I am trying to digest a standard example of using a covariant/contravariant type argument for a Collection and then trying to work out why certain methods behave in a way they do. Here is my example and my (potentially wrong) explanation, and in case of confusion, questions:

List<? extends MyObject> l = new ArrayList<>();
x = l.get(0);

type of x is MyObject -> this is because compiler realizes that that the upper bound on the type is MyObject and can safely assume this type.
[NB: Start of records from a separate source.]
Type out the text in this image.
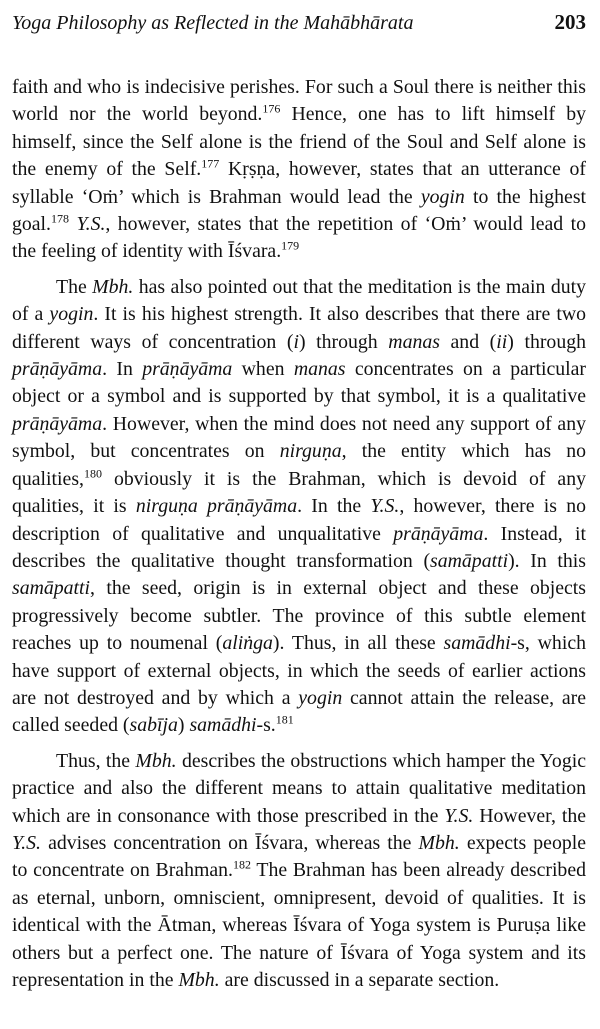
Yoga Philosophy as Reflected in the Mahābhārata	203

faith and who is indecisive perishes. For such a Soul there is neither this world nor the world beyond.$^{176}$ Hence, one has to lift himself by himself, since the Self alone is the friend of the Soul and Self alone is the enemy of the Self.$^{177}$ Kṛṣṇa, however, states that an utterance of syllable ‘Oṁ’ which is Brahman would lead the yogin to the highest goal.$^{178}$ Y.S., however, states that the repetition of ‘Oṁ’ would lead to the feeling of identity with Īśvara.$^{179}$

The Mbh. has also pointed out that the meditation is the main duty of a yogin. It is his highest strength. It also describes that there are two different ways of concentration (i) through manas and (ii) through prāṇāyāma. In prāṇāyāma when manas concentrates on a particular object or a symbol and is supported by that symbol, it is a qualitative prāṇāyāma. However, when the mind does not need any support of any symbol, but concentrates on nirguṇa, the entity which has no qualities,$^{180}$ obviously it is the Brahman, which is devoid of any qualities, it is nirguṇa prāṇāyāma. In the Y.S., however, there is no description of qualitative and unqualitative prāṇāyāma. Instead, it describes the qualitative thought transformation (samāpatti). In this samāpatti, the seed, origin is in external object and these objects progressively become subtler. The province of this subtle element reaches up to noumenal (aliṅga). Thus, in all these samādhi-s, which have support of external objects, in which the seeds of earlier actions are not destroyed and by which a yogin cannot attain the release, are called seeded (sabīja) samādhi-s.$^{181}$

Thus, the Mbh. describes the obstructions which hamper the Yogic practice and also the different means to attain qualitative meditation which are in consonance with those prescribed in the Y.S. However, the Y.S. advises concentration on Īśvara, whereas the Mbh. expects people to concentrate on Brahman.$^{182}$ The Brahman has been already described as eternal, unborn, omniscient, omnipresent, devoid of qualities. It is identical with the Ātman, whereas Īśvara of Yoga system is Puruṣa like others but a perfect one. The nature of Īśvara of Yoga system and its representation in the Mbh. are discussed in a separate section.
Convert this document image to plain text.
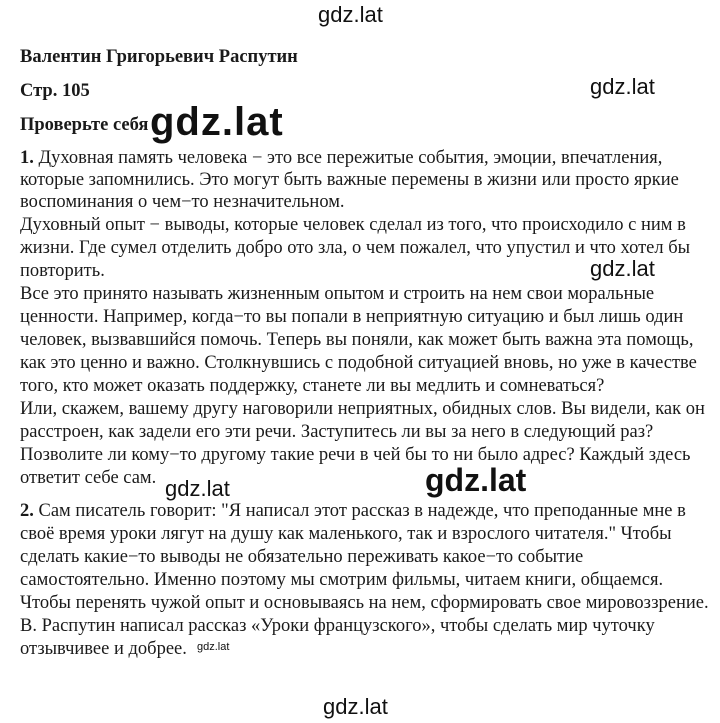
gdz.lat
gdz.lat
gdz.lat
gdz.lat
gdz.lat
Валентин Григорьевич Распутин
Стр. 105
Проверьте себя gdz.lat
1. Духовная память человека − это все пережитые события, эмоции, впечатления,
которые запомнились. Это могут быть важные перемены в жизни или просто яркие
воспоминания о чем−то незначительном.
Духовный опыт − выводы, которые человек сделал из того, что происходило с ним в
жизни. Где сумел отделить добро ото зла, о чем пожалел, что упустил и что хотел бы
повторить.
Все это принято называть жизненным опытом и строить на нем свои моральные
ценности. Например, когда−то вы попали в неприятную ситуацию и был лишь один
человек, вызвавшийся помочь. Теперь вы поняли, как может быть важна эта помощь,
как это ценно и важно. Столкнувшись с подобной ситуацией вновь, но уже в качестве
того, кто может оказать поддержку, станете ли вы медлить и сомневаться?
Или, скажем, вашему другу наговорили неприятных, обидных слов. Вы видели, как он
расстроен, как задели его эти речи. Заступитесь ли вы за него в следующий раз?
Позволите ли кому−то другому такие речи в чей бы то ни было адрес? Каждый здесь
ответит себе сам.	gdz.lat
2. Сам писатель говорит: "Я написал этот рассказ в надежде, что преподанные мне в
своё время уроки лягут на душу как маленького, так и взрослого читателя." Чтобы
сделать какие−то выводы не обязательно переживать какое−то событие
самостоятельно. Именно поэтому мы смотрим фильмы, читаем книги, общаемся.
Чтобы перенять чужой опыт и основываясь на нем, сформировать свое мировоззрение.
В. Распутин написал рассказ «Уроки французского», чтобы сделать мир чуточку
отзывчивее и добрее. gdz.lat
l.add(new MyObject()); //compile error

The error is caused because, although the upper-bound type of the collection is known, the ACTUAL type is not known (all the compiler knows is that it is the subclass of MyObject). So, we could have a List<MyObject>, List<MyObjectSubclass> or god knows what other subtype of MyObject as type parameter. As a result, in order to be sure that objects of wrong type are not stored in the Collection, the only valid value is null, which is a subtype of all types.

Conversly:

List<? super MyObject> l = new ArrayList<>();
x = l.get(0)

type of x is Object, as compiler only knows about the lower-bound. Therefore,. teh only safe assumption is the root of type hierarchy.

l.add(new MyObject()); //works
l.add(new MyObjectSubclass()); // works
l.add(new Object()); //fails

The above final case is where I am having problems and I am not sure whether I get this right. COmpiler can expect any list with a generic type of MyObject all the way to the Object. So, adding MyObjectSubclass is safe, because it would be OK to add to List<Object> even. The addition of Object, would however, violate List<MyObject>. Is that more or less correct? I would be glad to hear more technincal explanation if anyone has it

Answer 1

Generics are neither covariant nor contravariant. They are invariant.

Wildcards can be used to facilitate usage of parameterized types. About 95% of what you need to know about them has been summed up by Mr. Bloch in Effective Java (must read) with the PECS rule (Producer Extends Consumer Super).

Assume

interface Owner<T> {

    T get();

    void set(T t);
}

and the usual Dog extends Animal example

Owner<? extends Animal> o1;
Animal a = o1.get(); //legal
Dog d = (Dog) o1.get(); //unsafe but legal
o1.set(new Dog()); //illegal

Conversely:

Owner<? super Animal> o1;
o1.set(new Dog()); //legal
Animal a = o1.get(); //illegal

To answer more directly List<? super Dog> is a list that consumes (adds in this case) Dog instances (meaning it will consume a Poodle instance as well).

More generally, the methods of a Foo<? super Bar>instance that are defined to accept an argument of Foo's type parameter, can be called with any object referenced compile time with Bar or a sub-type of Bar.

Answer 2

Don’t get fooled by thinking about the behavior of objects you have just created. There’s no sense in giving them wildcards. Wildcards are there to give freedom to method parameters. Look at the following example:

public static <T> void sort(List<? extends T> list, Comparator<? super T> c)

This means there must be a type T for which the list guarantees that all elements are of type T (might be a subclass) and that the provided Comparator implementation can handle elements of T (might be more abstract).

So it is permitted to pass in a List<Integer> together with a Comparator<Number>.